In 2007, I introduced the LAX Community Safety Act (H.R. 2872). This legislation would have prevented LAWA from moving the northernmost runway farther to the north. At that time, I warned that relocating this runway farther to the north would have increased noise, air pollution, and other environmental impacts on residents, schools, churches, and businesses in the communities to the north and east of LAX.

In 2010, a joint panel between the National Aeronautics and Space Administration (NASA) and academic experts studied the airport's configuration and concluded, "The North Airfield of LAX is extremely safe under the current configuration." I welcomed this conclusion, as did Westchester residents, many of whom could have been forced to leave their homes if the runways had been moved.

Throughout the past decade, I have had the pleasure of working with a variety of individuals and organizations in the community on airport issues. I worked closely with ARSAC, under the leadership of attorney Valeria Velasco and with the valuable input of El Segundo Mayor Mike Gordon, since deceased, to propose alternatives to LAX expansion. I continue to value the perspectives of Denny Schneider, the current president of ARSAC; Cindy Hench, Westchester/Playa Neighborhood Council President; Craig Eggers, the Chair of their Airport Relations Committee; Sheila Mickelson, President of the Westchester Democratic Club; Terry Marcellus of the Westchester/Playa Airport Relations Committee; and many others, too numerous to mention, as we all try to preserve good jobs in the neighborhood of LAX, mitigate the harmful impacts of airport operations, and balance the needs of LAX with the needs of the community. Ultimately, we are all interested in ensuring the safety of our families and the flying public.

We respect the fact that LAX is an economic engine for the Southern California region, and we recognize that LAX is important for job creation and economic opportunity. We also respect that LAWA officials and LAX employees work hard every day to ensure the safety and security of the airport. We work with LAX whenever we can to support the needs of the airport, and to make certain that LAX continues to create good jobs and encourage people around the world to come to Southern California for business and for pleasure.

I have met with Gina Marie Lindsey and heard her perspective as the C.E.O. of LAWA. I met with Maria Elena Durazo, Executive Secretary-Treasurer of the L.A. County Federation of Labor, whose primary concern is job creation. I have always been a big supporter of organized labor, and I respect the fact that our positions may differ on this issue. I have also met with Alan Rothenberg, the past president of LAWA's Board of Airport Commissioners, who is heading up a coalition of business leaders, including the Los Angeles Chamber of Commerce, who would like to ensure that LAX can accommodate an increased volume of the large Airbus A380 aircraft.

Despite the good intentions of all of these persons and entities that support and deem a move of the northernmost runway 260 feet farther north as a positive and productive enhancement to our world class airport -- I respectfully disagree, and I continue to support the leadership and sentiments of the people who live and work in the surrounding community.

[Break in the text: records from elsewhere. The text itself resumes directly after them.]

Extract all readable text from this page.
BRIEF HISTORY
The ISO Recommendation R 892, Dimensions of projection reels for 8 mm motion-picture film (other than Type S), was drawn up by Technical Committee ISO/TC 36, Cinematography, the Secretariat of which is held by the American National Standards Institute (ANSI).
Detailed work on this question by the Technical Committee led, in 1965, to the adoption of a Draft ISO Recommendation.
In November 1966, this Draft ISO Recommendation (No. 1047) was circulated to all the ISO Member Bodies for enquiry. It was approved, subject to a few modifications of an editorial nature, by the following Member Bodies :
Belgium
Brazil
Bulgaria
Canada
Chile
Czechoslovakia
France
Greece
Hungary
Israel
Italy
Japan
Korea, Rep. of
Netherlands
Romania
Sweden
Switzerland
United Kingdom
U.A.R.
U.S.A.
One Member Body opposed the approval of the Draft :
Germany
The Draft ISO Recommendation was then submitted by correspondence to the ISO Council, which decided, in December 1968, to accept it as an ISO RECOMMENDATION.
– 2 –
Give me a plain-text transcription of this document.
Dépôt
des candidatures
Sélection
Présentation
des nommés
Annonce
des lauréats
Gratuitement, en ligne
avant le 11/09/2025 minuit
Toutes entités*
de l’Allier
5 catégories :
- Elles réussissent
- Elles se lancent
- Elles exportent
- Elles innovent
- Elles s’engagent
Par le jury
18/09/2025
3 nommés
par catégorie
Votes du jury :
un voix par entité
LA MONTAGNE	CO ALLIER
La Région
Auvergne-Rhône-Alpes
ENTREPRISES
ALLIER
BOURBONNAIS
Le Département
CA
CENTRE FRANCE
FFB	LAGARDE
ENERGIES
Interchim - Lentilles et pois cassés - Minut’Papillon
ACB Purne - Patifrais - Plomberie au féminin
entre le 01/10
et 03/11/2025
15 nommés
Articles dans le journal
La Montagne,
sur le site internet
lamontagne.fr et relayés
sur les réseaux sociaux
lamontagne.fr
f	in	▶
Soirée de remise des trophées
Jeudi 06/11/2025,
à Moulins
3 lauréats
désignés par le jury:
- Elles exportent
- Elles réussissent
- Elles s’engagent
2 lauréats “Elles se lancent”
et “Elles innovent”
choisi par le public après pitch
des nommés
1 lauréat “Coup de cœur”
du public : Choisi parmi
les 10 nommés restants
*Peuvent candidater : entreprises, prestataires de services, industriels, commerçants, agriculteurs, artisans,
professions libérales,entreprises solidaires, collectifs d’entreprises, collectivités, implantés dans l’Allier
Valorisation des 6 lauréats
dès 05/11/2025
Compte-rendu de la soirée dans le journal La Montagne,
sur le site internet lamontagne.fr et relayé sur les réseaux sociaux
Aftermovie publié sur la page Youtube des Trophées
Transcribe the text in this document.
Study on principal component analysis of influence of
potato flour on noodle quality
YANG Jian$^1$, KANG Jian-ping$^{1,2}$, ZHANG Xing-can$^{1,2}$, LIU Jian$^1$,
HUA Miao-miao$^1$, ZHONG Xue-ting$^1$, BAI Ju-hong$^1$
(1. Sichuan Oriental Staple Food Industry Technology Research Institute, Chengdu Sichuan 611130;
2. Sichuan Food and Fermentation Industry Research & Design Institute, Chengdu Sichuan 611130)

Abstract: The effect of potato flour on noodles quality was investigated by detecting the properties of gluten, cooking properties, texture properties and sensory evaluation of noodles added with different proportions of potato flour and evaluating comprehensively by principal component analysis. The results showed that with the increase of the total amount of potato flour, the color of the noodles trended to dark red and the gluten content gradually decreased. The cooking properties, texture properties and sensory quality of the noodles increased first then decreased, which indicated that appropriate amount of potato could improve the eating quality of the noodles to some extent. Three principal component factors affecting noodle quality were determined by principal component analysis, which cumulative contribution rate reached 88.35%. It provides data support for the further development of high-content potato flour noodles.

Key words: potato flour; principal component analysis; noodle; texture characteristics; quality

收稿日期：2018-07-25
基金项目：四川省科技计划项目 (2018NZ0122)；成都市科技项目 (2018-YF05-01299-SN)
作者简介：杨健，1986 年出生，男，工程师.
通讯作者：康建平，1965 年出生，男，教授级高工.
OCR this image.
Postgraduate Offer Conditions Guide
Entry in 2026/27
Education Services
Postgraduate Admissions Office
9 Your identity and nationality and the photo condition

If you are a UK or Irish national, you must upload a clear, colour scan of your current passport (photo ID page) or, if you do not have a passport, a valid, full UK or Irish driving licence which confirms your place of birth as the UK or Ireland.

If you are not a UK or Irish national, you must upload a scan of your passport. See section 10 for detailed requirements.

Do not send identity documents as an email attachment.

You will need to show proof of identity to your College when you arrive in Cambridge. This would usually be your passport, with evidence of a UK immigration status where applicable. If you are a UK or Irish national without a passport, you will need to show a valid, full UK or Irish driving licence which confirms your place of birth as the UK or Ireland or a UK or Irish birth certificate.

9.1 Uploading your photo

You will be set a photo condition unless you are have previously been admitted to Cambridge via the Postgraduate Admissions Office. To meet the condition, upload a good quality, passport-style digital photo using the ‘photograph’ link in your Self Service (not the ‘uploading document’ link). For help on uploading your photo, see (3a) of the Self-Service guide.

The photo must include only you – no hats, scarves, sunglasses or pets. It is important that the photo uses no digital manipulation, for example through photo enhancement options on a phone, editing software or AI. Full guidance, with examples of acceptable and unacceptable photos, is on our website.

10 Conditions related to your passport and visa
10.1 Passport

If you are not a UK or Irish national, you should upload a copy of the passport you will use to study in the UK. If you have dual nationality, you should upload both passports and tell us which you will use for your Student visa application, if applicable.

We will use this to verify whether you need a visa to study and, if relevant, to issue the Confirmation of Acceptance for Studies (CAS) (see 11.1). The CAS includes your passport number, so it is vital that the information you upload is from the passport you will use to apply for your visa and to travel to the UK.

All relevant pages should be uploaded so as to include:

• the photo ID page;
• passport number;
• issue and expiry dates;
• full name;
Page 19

My first priority is ensuring an excellent quality of life for the residents that have worked so hard for so long to protect this community from being overrun and endangered by the intrusion and expansion of LAX into our neighborhoods. The bottom line is that the businesses and families of Westchester, Playa del Rey, Inglewood, El Segundo, Lennox, Hawthorne and South Los Angeles have to live every day with the noise, air pollution, and traffic congestion caused by LAX operations.

Therefore, let the record clearly reflect that I join once again with other leading individuals and organizations in support of Alternative 2, combined with Alternative 9, and in opposition to any other alternatives. Let the record also reflect that I urge the Department of City Planning to hold additional public hearings on this matter after the Board of Airport Commissioners has voted on the SPAS Draft EIR and designated a preferred alternative and before the Department of City Planning decides whether to accept the Board's preferred alternative.